Rapid growth in the 19th century placed Uruguay among the richest nations of the world on a per capita basis in the first half of the 20th, to slide into a period of decline for the rest of in the century. At the start of the 21st century, it once again experienced rapid growth, in recent years surpassing that of its neighbors Brazil and Argentina. While political stability and solid parties have distinguished it in the region, the 2019 elections will bring new parties and new candidates, making it timely to ask what made the Uruguayan experience possible? What are its strengths and weaknesses? Is a path towards an open economy possible for a small nation in a politically and economically unstable region?
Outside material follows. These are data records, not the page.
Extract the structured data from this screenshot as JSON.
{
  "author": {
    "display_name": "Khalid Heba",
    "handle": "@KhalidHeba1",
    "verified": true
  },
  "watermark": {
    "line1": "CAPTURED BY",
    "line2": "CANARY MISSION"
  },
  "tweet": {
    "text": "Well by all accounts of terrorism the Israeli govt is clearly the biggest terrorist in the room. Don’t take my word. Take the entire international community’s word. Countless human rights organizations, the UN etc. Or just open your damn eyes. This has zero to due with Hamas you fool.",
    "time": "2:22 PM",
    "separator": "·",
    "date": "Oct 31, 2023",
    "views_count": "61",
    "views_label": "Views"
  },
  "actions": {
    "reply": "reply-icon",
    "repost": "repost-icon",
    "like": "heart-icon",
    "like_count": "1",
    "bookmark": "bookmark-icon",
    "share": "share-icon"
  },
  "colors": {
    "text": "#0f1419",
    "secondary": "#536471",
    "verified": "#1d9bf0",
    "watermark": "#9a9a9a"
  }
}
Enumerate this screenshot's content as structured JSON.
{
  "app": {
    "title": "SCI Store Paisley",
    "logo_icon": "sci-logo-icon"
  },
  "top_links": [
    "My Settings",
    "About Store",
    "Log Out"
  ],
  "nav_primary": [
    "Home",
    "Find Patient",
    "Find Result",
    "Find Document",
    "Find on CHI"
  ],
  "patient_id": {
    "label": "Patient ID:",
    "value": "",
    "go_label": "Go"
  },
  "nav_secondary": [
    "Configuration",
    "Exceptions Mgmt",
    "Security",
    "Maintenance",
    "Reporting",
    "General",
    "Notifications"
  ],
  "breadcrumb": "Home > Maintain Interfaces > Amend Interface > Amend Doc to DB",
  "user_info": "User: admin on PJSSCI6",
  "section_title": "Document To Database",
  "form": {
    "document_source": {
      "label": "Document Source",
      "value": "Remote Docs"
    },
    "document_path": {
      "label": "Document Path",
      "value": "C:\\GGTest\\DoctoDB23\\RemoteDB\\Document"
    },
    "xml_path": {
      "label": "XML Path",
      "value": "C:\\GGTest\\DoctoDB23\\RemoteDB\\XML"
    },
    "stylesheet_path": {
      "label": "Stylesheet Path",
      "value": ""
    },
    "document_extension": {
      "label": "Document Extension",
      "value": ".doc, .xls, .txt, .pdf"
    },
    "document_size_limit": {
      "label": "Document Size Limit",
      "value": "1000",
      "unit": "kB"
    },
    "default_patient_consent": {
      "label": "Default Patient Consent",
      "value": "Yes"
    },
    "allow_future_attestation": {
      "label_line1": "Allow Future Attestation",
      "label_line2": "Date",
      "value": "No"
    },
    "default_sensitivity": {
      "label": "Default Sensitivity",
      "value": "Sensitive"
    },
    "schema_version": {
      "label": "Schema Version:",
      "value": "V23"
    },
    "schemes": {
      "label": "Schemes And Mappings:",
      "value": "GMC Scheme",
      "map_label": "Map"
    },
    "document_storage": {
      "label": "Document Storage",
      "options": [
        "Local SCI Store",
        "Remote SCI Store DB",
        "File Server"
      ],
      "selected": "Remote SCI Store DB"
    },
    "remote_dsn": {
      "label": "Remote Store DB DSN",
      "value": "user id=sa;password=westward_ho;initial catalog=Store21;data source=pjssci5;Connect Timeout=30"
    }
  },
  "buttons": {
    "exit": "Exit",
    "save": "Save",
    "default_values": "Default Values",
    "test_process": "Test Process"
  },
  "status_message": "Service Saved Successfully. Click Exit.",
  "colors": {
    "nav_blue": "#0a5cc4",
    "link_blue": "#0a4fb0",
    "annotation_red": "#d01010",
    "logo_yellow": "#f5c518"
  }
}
Hernan Bonilla is Executive Director of the Center for Development Studies, a think tank in Montevideo. He has been active in both the private and public sectors. In 2007 and 2008, he won awards from the National Academy of Economics, of which he is a member. He is a professor of economics and society at the School of Administration and Social Studies of the ORT University. He is a columnist of El Pais, a major newspaper, and the author of How did we get to this State? State Institutions, Culture and Economic Performance in Uruguay. In 2016, he was a Smith Fellow at the Atlas Network.
Moderated and discussed by DRCLAS Visting Scholars: Rossana Castiglioni, Associate Professor of Political Science, Universidad Diego Portales in Chile; and David Altman, Professor of Political Science and Chair of Comparative Politics, Pontificia Universidad Católica de Chile.